The human identity is surely built upon many different traits, but truth be told, none are more defining for us than our tendency of growing on a consistent basis. This willingness to get better, no …
The human identity is surely built upon many different traits, but truth be told, none are more defining for us than our tendency of growing on a consistent basis. This willingness to get better, no matter the circumstances, has brought the world some huge milestones, with technology emerging as quite a major member of the group. The reason why we hold technology in such a high regard is, by and large, predicated upon its skill-set, which guided us towards a reality that nobody could have ever imagined otherwise. Nevertheless, if we look beyond the surface for one hot second, it will become abundantly clear how the whole runner was also very much inspired from the way we applied those skills across a real world environment. The latter component, in fact, did a lot to give the creation a spectrum-wide presence, and as a result, initiate a full-blown tech revolution. Of course, this revolution eventually went on to scale up the human experience through some outright unique avenues, but even after achieving a feat so notable, technology will somehow continue to bring forth the right goods. The same has turned more and more evident in recent times, and assuming one new discovery ends up with the desired impact, it will only put that trend on a higher pedestal moving forward.
The researching teams at Stanford University and Volkswagen Innovation and Engineering Center have formally collaborated to put-together an effort where they will use real-world data to improve EV batteries. As battery management systems in electric cards today routinely record data during braking, acceleration, deceleration, and charging, Volkswagen was able to provide the Stanford team with about 3,750 hours of BMS driving data collected from an all-electric Audi e-tron SUV driven in the San Francisco Bay Area for one year. Once they had the data, the researchers at the university would calculate the electrical resistance experience in battery pack for the given one year duration. Talk about how they calculated this resistance on a more actionable level, the researchers essentially measured abrupt changes in current and voltage in the battery pack using data from 529 acceleration events and 392 braking events recorded during the timeframe. They also measured impedance, a measure of resistance during battery charging, by analyzing 53 different charging sessions. Anyway, doing so got the team to assess two key battery metrics i.e. energy and power.
“Energy gives you the range, or how many miles you can drive with a fully charged battery. Power is the ability to extract energy quickly. When you accelerate, you want to get access to energy and discharge the battery very fast. The less electrical resistance you have in the battery, the more power you have,” said Gabriele Pozzato, a Stanford research engineer and co-author of this study.
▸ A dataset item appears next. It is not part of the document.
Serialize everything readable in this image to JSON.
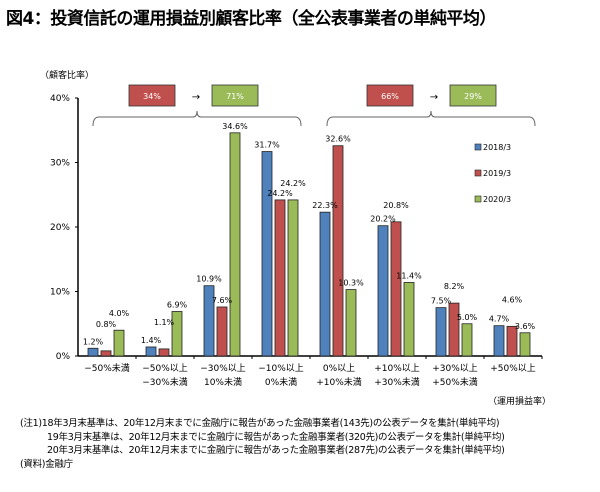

Next up, they instilled seasonal weather data to the mix, and as soon as they did that, the researchers discovered how electrical resistance decreased in cooler months and steadily increased in spring and summer, an indication that battery health improves as temperatures rise.
“Higher temperatures raise battery capacity, so you have this feeling that the car has more energy and that you can drive more miles. But if you keep using the battery at high temperatures, it will degrade faster. Those are very tricky factors that affect performance. Next year we’ll expand our dataset to a fleet of vehicles to determine exactly how temperature and aging affect each other,” said Simona Onori, an assistant professor of energy science and engineering in the Stanford Doerr School of Sustainability.
Providing further significance to the entire development is how it is rooted in reality more than all the other experiments we see throughout this spectrum. You see, most automakers use conventional BMS algorithms designed in pristine laboratory conditions to train their EVs, algorithms that typically monitor performance data from a single 4-volt battery cell. On the other hand, though, the data used in this experiment was picked up from a 396-volt battery pack powered by 384 cells.
“New algorithms should focus on the entire battery pack and not individual cells,” Onori said. “We want to design algorithms that educate drivers on how to increase the life of the battery pack, which is the most expensive component of the vehicle. For example, you could alert drivers if they are fast-charging too much or accelerating too aggressively. So much can be learned from field data to make BMS algorithms more robust.”